Its dominant feature is the central dome with an interior glass dome and a copper-sheathered exterior, topped by a domed cupola. During the Christmas period, the space beneath is occupied by a giant Christmas tree. While still under construction, the Council decided to call it ‘The Queen Victoria Market Buildings’ in honour of Queen Victoria’s Diamond Jubilee in 1897.
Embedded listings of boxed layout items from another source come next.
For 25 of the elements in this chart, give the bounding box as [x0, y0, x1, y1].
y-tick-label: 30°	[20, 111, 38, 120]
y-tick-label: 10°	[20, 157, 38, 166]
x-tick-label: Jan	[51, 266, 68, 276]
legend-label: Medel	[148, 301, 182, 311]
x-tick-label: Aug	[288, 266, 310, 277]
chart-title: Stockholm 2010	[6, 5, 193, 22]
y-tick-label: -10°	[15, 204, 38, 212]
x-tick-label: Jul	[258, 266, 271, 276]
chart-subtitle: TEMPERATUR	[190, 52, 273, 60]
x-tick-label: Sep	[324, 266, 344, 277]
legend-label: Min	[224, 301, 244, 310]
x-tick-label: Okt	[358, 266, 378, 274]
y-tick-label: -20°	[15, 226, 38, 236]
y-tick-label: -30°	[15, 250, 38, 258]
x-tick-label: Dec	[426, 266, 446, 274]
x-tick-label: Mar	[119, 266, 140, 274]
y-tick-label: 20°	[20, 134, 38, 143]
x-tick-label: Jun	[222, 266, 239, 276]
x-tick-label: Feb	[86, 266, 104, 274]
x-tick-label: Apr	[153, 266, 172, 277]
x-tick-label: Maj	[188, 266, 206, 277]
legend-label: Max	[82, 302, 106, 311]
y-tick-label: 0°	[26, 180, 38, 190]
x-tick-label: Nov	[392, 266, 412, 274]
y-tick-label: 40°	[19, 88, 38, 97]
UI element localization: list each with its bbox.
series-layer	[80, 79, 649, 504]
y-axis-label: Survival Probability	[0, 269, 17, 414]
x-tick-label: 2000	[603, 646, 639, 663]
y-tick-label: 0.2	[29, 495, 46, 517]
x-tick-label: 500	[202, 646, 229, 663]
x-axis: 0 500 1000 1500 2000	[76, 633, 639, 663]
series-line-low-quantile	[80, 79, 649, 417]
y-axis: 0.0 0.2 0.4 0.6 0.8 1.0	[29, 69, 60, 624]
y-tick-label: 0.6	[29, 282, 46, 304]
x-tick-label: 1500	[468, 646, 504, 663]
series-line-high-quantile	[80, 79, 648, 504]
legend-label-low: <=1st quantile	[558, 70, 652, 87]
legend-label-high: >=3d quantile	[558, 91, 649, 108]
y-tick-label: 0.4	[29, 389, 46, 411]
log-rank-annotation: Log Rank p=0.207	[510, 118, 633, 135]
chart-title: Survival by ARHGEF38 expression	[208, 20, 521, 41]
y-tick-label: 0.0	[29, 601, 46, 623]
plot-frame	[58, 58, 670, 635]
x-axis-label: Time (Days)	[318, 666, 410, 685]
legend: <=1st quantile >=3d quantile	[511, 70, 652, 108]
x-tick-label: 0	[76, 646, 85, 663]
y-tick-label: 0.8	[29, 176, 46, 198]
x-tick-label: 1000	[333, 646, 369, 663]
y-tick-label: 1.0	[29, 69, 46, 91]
The building was opened on 21 July 1898 with a grand ball for over 1,000 guests in the Town Hall next door. It was variously a market, housed a library, a wine store, and various offices and has been adapted over the years, most notably in 1917 and 1935, to incorporate office space and shops. It was beautifully restored between 1984 and 1986, and quickly became Sydney’s most popular and prestigious shopping centre, described by Jan Morris as ‘one of the most sumptuous shopping centres on earth’. It has domelets and roof pavilions, stained glass windows, and an original 19th-century staircase sits alongside the dome. A statue of Queen Victoria is outside the building, while inside can be seen replicas of the British crown jewels in glass cases.
A hugely popular feature is ‘The Royal Clark’, a castellated hanging clock which has a moving tableaux of six scenes of British Kings and Queens that emerge each hour, heralded by trumpeters, playing Jeremiah Clarkes’ trumpet voluntary – The King of Denmark. The scenes are King Canute stopping the waves, King Harold falling at the Battle of Hastings, King John signing Magna Carta, the polygamous King Henry VIII with his six wives, and it ends with the slow and dramatic beheading of King Charles I.